Setiap musim buah, lengkeng tua Pak Tam selalu ludes terjual saat masih hijau. Harga jual di kebun stabil di kisaran 80.000-120.000 VND/kg, jauh lebih tinggi daripada varietas normal. "Pelanggan yang datang ke kebun dan menikmati buahnya akan mengingatnya selamanya. Setelah makan, mereka akan menelepon keluarga untuk memesan lagi," ujarnya.

Perjalanan melestarikan dan mengembangkan hidangan khas kerajaan ini bukanlah perjalanan seorang diri. Putri Bapak Tam, Bui Thi Huong, telah memutuskan untuk mengikuti jejak ayahnya. Bersama-sama, ayah dan putrinya mengembangkan Koperasi Pho Hien Longan.
Koperasi ini bertujuan untuk mengembangkan produk lengkeng kelas atas untuk hadiah.
Saat diluncurkan pada pertengahan 2022, hanya 9 rumah tangga yang berpartisipasi. Setelah satu tahun, jumlahnya meningkat menjadi 28 rumah tangga. Varietas lengkeng spesial ini direplikasi secara luas, 95% lahan keluarganya dialihkan ke varietas batang tua, dan banyak rumah tangga mengikutinya.
Tak hanya bertani, ia juga mengelola produksi. Sebagai Sekretaris Partai Koperasi, ia memiliki prinsip yang jelas: "Jika tekniknya tidak tepat, Koperasi tidak akan membeli." Baginya, ketelitian bukan hanya persyaratan teknis, tetapi juga tanggung jawab terhadap tanah yang telah menghidupi seluruh desa selama beberapa generasi.
Menurut Bapak Nguyen Van Trang, Wakil Direktur Dinas Pertanian dan Lingkungan Hidup Provinsi Hung Yen, Hung Yen merupakan daerah penghasil lengkeng utama di wilayah Utara dengan luas sekitar 5.000 hektar, dengan produksi lengkeng tahunan mencapai 40.000-50.000 ton. Lengkeng Hung Yen bukanlah varietas lengkeng yang berdiri sendiri, melainkan sebuah merek yang terdiri dari 45 varietas lengkeng berharga yang telah diseleksi, diawetkan, dan dibudidayakan.

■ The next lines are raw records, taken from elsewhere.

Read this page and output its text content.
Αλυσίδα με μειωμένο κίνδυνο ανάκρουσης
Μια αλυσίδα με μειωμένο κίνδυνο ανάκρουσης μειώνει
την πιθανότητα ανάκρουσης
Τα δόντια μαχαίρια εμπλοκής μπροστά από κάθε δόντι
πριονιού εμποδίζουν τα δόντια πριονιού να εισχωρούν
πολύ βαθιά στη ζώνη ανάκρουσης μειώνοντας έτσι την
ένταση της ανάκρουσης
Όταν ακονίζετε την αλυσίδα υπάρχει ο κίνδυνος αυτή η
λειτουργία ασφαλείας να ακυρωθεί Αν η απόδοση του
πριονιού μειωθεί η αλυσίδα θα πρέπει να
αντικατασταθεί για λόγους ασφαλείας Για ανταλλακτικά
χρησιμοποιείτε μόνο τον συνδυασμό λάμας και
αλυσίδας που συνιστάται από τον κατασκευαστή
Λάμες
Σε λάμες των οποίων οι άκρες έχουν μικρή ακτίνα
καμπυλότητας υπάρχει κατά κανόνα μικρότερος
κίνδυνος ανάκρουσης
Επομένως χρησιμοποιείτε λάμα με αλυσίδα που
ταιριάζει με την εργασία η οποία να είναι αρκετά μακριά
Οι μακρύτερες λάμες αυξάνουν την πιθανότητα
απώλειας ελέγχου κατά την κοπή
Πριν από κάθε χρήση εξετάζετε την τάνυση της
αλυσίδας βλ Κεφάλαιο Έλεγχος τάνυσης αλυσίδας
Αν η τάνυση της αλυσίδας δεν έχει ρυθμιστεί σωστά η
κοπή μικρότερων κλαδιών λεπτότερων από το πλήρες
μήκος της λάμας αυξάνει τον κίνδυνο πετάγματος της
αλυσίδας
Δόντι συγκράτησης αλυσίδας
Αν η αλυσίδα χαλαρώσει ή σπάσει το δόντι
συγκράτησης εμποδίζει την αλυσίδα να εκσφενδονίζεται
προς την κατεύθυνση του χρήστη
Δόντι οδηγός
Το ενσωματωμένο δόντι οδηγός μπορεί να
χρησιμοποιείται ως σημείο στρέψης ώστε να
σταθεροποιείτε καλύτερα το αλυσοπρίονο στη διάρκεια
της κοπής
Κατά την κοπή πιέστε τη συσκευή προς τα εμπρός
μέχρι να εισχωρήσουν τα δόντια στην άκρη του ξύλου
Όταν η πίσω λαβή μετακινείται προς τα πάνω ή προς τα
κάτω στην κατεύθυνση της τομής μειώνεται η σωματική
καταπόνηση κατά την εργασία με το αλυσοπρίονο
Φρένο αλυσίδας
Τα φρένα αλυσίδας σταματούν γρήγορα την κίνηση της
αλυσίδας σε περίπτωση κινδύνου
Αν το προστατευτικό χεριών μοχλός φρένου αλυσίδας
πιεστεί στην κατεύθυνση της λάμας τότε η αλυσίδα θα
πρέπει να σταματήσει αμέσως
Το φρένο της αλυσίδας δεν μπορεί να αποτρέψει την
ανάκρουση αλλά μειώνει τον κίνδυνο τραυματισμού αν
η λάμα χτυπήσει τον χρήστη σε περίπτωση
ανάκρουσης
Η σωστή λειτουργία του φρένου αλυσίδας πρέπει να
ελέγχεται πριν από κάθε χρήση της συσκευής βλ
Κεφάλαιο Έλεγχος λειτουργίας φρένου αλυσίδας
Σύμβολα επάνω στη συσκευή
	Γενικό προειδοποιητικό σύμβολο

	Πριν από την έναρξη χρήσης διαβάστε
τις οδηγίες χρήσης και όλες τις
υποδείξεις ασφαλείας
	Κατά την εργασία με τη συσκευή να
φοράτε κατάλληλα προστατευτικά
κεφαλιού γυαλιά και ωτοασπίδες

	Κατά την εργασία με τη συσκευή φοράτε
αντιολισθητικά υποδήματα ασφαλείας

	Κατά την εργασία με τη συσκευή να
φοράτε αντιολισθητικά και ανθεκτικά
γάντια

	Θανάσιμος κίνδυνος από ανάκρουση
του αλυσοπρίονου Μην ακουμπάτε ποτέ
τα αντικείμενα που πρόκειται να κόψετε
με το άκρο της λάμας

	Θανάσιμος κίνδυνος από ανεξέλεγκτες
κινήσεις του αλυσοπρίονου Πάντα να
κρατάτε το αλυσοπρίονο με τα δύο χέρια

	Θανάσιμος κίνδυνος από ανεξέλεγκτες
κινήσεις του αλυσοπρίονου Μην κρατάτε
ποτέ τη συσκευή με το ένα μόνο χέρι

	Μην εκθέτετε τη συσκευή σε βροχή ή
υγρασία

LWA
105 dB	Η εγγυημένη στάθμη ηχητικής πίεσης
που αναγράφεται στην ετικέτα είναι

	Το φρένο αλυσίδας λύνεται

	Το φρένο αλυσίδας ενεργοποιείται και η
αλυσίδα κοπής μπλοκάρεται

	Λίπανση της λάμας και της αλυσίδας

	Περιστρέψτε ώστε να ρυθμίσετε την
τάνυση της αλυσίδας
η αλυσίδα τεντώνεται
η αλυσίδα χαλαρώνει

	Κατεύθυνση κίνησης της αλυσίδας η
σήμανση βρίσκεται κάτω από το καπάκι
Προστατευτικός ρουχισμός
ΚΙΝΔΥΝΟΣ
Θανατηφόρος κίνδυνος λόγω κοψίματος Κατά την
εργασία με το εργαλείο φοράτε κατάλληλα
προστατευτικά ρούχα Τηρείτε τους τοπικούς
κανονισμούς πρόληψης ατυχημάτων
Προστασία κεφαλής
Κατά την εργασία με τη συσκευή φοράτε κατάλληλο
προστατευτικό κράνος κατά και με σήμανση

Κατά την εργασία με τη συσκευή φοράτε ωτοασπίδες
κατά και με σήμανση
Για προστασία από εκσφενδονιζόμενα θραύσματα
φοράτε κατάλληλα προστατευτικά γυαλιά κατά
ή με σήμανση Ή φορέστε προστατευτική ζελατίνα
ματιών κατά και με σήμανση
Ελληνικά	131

Di antaranya, terdapat 2 varietas khusus: lengkeng gula batu dan lengkeng daging kuno.
Sebelumnya, sebagian besar lahan lengkeng di provinsi ini merupakan kebun lengkeng campuran (termasuk berbagai varietas) karena masyarakat umumnya menggunakan varietas campuran yang ditanam melalui biji. Sejak tahun 1998, melalui proses pengembangan produksi, provinsi ini telah memilih sejumlah varietas lengkeng dengan produktivitas dan kualitas yang baik untuk diproduksi.
Pada kurun waktu tersebut juga, peningkatan metode perbanyakan tanaman dari pembibitan yang menggunakan biji dengan metode sambung pucuk dan sambung pucuk berperan penting dalam perbaikan areal pertanaman lengkeng campuran di provinsi ini, sekaligus dalam upaya proaktif menjamin ketersediaan benih bermutu guna memenuhi kebutuhan konversi dari pola tanam padi, jagung, dan kacang-kacangan (di lahan aluvial) menjadi pola tanam lengkeng.